Comme nous l’annoncions aussi (lire page archives) la situation d'un des tout derniers quotidiens échappant encore à l’emprise des amis de Sarkozy, est grave mais pas désespérée.

Comme LMR le précisait explicitement (lire en archives), plusieurs dispositifs d’urgence permettaient de surseoir quelques temps au couperet du dépôt de bilan - et d’obtenir un sursis « technique » de quelques mois. C’est l’une d’entre elles, la « clause de sauvegarde », qui vient d’être rendue publique.


Même si le journal dont l’arrogant Serge July, qui n’en a jamais été « le fondateur », rêvait qu’il devienne le sien propre, écrit encore à l’occasion – notamment, mais pas exclusivement, sur l’islam – d’extravagantes énormités; et même si le clan des « Veuves July » (les nostalgiques… du responsable du naufrage) détient encore, parmi les « barons de la rédaction » (pas tous), quelques importants leviers de commande, l’équipe se bat. Elle joue sa chance, crânement. Sur le seul terrain qui lui reste : refonder radicalement le journal, faire des économies, se serrer la ceinture un temps, et rebondir. Elle a des atouts dans son jeu – à commencer par des militants syndicaux combatifs, sérieux et responsables, qui rejettent l’idée d’un « baroud » suicidaire, crispé sur des « acquis » en train de fondre à la vitesse des ventes de la période July, pas encore complètement soldée, et savent qu’il n’y aura, à terme, de protection des droits, des salaires, et surtout des emplois d’un maximum de gens que si le journal se redonne des bases solides : journalistiques, éthiques, techniques, professionnelles, en termes d’innovation éditoriale, de créativité tout azimut, de dynamisme commercial, et de gestion.
Atout paradoxal : la sagesse de l’actionnaire principal, l’homme qui a « remercié » July comme un valet - après qu’une longue grève eut, en réalité, jeté la tête de ce Louis XVI décapité dans le panier de son.
Edouard de Rothschild, le marginal, le « petit canard noir » de sa famille, dont personne ne s’attendra à trouver, dans ces colonnes, serait-ce l’esquisse d’un panégyrique, n’a fait, au fond, que prolonger l’action des grévistes en renvoyant le renégat bouffi des barricades dans les poubelles de la presse où il s’était vautré.

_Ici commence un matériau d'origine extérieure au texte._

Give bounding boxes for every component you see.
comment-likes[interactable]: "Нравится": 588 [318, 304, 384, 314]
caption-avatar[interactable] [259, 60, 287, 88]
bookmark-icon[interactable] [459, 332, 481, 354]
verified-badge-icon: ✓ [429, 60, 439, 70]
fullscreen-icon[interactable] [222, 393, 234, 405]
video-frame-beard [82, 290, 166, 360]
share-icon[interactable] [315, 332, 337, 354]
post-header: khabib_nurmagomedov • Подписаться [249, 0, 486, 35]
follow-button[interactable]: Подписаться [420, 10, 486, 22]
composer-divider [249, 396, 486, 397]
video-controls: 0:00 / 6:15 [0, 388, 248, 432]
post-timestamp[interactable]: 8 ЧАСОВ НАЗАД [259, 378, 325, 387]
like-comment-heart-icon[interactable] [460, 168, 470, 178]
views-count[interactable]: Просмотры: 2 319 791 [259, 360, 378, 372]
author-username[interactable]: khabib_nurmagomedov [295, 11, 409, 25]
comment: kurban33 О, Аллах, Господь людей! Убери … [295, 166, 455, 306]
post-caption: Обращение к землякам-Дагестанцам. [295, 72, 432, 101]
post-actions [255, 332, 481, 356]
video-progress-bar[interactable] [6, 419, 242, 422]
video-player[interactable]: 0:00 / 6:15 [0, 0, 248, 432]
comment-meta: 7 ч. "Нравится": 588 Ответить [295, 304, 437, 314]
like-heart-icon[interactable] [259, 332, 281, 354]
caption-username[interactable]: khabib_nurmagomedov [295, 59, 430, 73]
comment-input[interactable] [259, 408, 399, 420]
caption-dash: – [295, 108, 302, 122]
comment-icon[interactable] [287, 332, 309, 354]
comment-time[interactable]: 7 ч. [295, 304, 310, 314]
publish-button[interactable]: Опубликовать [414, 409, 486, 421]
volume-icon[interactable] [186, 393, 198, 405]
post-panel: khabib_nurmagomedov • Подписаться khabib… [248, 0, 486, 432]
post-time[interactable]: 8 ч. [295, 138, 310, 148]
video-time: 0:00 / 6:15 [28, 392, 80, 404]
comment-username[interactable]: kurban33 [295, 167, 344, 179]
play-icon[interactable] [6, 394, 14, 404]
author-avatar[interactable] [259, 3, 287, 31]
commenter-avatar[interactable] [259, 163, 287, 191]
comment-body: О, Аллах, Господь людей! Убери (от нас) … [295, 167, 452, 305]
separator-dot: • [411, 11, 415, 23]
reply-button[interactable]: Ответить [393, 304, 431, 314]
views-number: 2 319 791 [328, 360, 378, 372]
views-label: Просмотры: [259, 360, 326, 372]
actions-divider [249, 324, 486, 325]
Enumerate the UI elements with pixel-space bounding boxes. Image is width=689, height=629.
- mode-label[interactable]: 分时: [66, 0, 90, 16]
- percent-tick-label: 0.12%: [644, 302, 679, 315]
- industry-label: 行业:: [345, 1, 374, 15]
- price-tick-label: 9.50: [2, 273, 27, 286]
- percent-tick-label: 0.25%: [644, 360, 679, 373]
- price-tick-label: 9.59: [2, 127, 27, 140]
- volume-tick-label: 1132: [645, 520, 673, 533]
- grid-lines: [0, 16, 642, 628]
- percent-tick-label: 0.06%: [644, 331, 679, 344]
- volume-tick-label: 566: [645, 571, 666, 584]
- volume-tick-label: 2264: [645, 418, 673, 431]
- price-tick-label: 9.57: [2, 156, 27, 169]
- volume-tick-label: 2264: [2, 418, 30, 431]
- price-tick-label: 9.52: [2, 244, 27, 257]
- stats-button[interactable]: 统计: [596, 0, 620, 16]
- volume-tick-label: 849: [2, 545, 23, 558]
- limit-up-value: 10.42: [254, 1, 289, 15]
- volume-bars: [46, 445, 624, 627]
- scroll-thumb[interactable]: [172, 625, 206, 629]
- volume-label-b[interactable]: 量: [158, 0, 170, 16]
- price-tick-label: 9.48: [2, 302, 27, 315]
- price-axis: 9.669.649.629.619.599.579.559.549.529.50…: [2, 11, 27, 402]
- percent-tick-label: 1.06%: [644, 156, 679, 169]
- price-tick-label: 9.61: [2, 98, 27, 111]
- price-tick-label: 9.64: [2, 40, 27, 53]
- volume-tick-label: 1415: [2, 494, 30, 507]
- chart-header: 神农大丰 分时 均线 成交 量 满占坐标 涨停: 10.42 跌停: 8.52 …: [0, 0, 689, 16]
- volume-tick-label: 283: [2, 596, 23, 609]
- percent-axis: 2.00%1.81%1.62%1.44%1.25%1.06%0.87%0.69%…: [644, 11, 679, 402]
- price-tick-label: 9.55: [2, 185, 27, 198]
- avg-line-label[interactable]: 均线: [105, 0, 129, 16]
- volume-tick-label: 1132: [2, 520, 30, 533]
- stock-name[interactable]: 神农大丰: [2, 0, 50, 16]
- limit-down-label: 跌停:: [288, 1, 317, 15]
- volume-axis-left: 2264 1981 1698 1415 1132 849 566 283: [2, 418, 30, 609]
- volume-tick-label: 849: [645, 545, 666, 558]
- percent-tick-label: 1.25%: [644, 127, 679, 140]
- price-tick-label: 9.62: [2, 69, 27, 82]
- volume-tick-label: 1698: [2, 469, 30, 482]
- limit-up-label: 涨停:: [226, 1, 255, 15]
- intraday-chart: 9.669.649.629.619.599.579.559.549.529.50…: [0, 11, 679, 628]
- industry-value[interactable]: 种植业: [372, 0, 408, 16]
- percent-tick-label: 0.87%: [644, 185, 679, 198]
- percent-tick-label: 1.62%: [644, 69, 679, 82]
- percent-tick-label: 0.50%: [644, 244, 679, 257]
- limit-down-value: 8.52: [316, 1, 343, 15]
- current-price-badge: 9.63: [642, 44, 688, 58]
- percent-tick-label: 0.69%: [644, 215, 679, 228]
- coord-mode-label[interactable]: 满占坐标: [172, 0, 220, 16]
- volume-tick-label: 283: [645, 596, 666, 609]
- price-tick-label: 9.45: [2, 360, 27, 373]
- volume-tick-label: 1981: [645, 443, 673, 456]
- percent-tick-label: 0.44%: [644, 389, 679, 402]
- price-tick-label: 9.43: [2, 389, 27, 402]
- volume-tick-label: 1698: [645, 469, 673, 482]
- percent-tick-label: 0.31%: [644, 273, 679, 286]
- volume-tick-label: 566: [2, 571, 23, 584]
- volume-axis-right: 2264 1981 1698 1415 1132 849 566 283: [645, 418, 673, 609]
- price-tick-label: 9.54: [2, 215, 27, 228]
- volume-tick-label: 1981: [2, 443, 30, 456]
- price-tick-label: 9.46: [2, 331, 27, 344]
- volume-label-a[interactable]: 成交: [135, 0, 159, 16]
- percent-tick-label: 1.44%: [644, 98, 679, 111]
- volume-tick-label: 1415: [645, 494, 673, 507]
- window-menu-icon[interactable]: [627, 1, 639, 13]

Mais « le petit Edouard », comme on dit encore - mais peut-être pas pour très longtemps - dans les milieux de la « haute banque » (forts, eux, pour couler les titres qu’ils capturent) – ne s’est pas contenté jouer les coupeurs de tête - en n’en coupant, d’ailleurs, à ce jour, en fait, qu’une seule, la bonne, celle du seul vrai responsable du désastre.


Dans la foulée, il a pris une décision prudente, dont l’impact s’avère, avec un peu de recul, des plus judicieuses: en proposant à l’équipe de Libération, toujours détentrice d’une part minoritaire, mais substantielle, du capital, d’entrer, pour une période au moins, dans un système de gestion, partagée, démocratique : en désignant elle-même, par vote, un « P-dg intérimaire » - au lieu de désigner lui-même, arbitrairement et à l’aveugle, un homme de main de sa famille…


Et là, les « Libé Lutte » ont fait le bon choix : en choisissant, au sein de la rédaction, non le plus connu médiatiquement, mais au contraire un journaliste discret, honnête et sérieux, apprécié de tous, fort d’un solide bagage personnel en économie et en gestion, et, par ailleurs, ouvert sur le monde et progressiste, Vittorio De Filippis. Une rupture considérable.
Etudiant en économie, et se situant, politiquement, dans la mouvance du « Libé » d’origine, Vittorio était sans doute un peu trop engagé aux yeux de July et de ses hiérarques à l’eau…de rose pour devenir directement journaliste à Libé. Il ne se situait sur aucune des filières de « piston », « Mao-repenti », LCR, "Sos-Racisme" ou PS, nécessaires pour une embauche à la rédaction. Mais il aimait le journal, et il avait besoin de travailler pour vivre. Il avait donc rejoint les rangs d’un titre qu’il appréciait en s’y « établissant » comme ouvrier – monteur-typographe, à l’époque, après une rapide formation sur le tas.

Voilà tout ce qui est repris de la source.